O trecho considerado mais polêmico, porém, foi um que relativizou a eficácia do distanciamento social.
O procurador escreveu que as "incertezas que cercam o enfrentamento" do coronavírus por todos os países "não permitem um juízo seguro quanto ao acerto ou desacerto de maior ou menor medida de isolamento social".
Aras avançou dizendo que essas medidas "dependem de diversos cenários não só faticamente instáveis, mas geograficamente distintos, tendo em conta a dimensão continental do Brasil".
A manifestação foi interpretada como um gesto político de Aras porque encontra respaldo no discurso de Bolsonaro e contraria medidas defendidas pelo próprio comitê criado na PGR para analisar o combate à Covid-19.
Após as críticas, o PGR enviou outra manifestação ao STF numa liminar concedida por Moraes que proíbe a União de barrar ações adotadas por estados e municípios. Nesse caso, ele concordou com o ministro, afirmou que o Executivo federal não tem poderes para minar ações de outros entes e não relativizou a eficácia do isolamento.
Para integrantes do MPF, as manifestações com tons distintos são resultado da constatação de Aras de que sua posição anterior não encontraria respaldo no STF e passava sinalização ruim à categoria.
Outro ponto de choque entre Aras e seus pares foi seu pedido para ministérios do Executivo devolverem à PGR, sem resposta, eventuais recomendações feitas por procuradores de outras instâncias.
A ANPR (Associação Nacional dos Procuradores da República) estuda entrar com representação contra Aras no STF por entender que a atitude pode ferir a independência funcional do MPF nos estados e dos órgão estaduais. As variações no seu discurso frearam essa ofensiva, por ora.
Em outra frente, o procurador articulou com o presidente do Conselho Nacional dos Procuradores-Gerais, Paulo Passos, uma carta pública com elogios à condução da PGR divulgada na quinta-feira (16).

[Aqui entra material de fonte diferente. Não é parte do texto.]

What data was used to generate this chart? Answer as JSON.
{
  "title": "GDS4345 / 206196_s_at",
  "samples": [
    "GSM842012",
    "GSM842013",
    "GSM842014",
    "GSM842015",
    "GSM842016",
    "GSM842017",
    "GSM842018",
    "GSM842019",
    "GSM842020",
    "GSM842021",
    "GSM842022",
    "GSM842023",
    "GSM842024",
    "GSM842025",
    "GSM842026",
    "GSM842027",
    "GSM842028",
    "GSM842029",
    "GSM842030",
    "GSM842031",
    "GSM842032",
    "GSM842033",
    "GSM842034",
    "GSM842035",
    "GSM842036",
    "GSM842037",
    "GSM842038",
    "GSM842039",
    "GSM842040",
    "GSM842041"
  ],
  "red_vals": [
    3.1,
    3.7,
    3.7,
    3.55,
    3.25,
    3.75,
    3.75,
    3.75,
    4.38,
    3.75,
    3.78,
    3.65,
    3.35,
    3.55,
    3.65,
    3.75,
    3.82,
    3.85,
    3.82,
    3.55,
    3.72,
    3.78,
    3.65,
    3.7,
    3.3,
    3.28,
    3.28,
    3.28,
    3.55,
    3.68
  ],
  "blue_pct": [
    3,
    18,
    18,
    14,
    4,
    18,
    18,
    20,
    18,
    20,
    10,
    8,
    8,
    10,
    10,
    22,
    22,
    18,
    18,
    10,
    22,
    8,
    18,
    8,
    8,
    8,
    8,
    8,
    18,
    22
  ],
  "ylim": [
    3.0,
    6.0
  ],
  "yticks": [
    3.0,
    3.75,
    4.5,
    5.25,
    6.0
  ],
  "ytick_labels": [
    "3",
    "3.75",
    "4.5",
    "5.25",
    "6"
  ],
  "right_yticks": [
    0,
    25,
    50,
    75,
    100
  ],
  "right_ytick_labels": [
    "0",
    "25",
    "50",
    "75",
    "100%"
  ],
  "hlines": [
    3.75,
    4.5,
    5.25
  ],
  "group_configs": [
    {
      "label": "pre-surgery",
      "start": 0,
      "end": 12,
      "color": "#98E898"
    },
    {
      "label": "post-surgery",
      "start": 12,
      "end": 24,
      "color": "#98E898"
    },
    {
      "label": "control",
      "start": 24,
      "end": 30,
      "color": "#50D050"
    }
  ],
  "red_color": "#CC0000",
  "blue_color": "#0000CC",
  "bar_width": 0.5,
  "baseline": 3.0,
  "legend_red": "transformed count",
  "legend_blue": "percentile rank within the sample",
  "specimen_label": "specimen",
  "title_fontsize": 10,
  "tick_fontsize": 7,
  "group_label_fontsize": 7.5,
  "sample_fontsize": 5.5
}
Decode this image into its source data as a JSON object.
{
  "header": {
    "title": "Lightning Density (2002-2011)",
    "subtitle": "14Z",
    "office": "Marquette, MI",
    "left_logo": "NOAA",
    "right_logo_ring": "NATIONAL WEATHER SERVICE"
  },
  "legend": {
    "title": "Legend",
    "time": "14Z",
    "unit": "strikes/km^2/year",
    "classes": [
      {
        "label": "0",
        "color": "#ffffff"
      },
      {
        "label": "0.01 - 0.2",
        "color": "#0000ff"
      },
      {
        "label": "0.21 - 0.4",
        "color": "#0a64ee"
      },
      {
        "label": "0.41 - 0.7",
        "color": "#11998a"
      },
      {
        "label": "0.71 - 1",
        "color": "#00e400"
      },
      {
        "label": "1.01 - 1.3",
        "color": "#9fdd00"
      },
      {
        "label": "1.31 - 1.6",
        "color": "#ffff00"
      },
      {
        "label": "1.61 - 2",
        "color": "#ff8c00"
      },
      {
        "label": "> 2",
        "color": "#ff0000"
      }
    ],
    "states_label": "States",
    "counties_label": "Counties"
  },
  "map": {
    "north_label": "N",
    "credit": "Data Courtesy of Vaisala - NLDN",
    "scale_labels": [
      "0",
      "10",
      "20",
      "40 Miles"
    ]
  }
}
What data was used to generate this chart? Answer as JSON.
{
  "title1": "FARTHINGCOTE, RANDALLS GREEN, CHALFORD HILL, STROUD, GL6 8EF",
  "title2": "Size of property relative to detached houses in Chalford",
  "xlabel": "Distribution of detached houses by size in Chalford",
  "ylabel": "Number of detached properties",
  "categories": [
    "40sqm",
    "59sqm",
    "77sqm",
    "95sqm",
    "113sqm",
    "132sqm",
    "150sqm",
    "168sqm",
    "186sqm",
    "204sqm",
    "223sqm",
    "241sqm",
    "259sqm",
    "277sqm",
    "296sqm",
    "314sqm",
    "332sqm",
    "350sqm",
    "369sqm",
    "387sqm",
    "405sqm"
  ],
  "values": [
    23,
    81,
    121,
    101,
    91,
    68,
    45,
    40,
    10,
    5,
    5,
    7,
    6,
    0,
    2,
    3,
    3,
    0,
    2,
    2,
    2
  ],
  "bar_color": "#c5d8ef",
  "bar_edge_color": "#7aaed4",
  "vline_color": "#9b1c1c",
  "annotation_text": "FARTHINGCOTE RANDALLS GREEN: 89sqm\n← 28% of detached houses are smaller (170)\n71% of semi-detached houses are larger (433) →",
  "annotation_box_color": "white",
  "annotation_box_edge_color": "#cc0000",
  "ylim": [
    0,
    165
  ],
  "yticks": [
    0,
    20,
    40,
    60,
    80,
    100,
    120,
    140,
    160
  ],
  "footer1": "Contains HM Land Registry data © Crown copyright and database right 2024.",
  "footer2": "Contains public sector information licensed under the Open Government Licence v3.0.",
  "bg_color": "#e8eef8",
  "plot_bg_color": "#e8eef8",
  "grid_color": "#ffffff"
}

Compõem o conselho os 26 procuradores-gerais de Justiça, além dos chefes do Ministério Público Militar, do Ministério Público do Trabalho e do Ministério Público do Distrito Federal e Territórios.
A ideia da carta surgiu de um grupo de procuradores-gerais, que, vendo a ofensiva contra Aras, avaliaram que poderiam apoiá-lo.
Aras foi avisado da iniciativa e, segundo relatos, ajudou a construir o texto, que diz que ele "age de forma democrática e responsável, ponderada" com interlocução com os signatários da nota. Também fez questão de dar ampla divulgação ao documento, para mostrar força diante de seu isolamento no MPF.
Para os integrantes dos outros braços do MPU e estados, é útil manter bom diálogo com Aras porque ele pode garantir recursos e poder.
Ele nomeou para a Secretaria-Geral do Conselho Nacional do Ministério Público o ex-procurador-geral militar Jaime de Cassio Miranda, em gesto ao MPU. Também tem buscado acomodar cada vez mais integrantes dos órgãos estaduais na estrutura do órgão.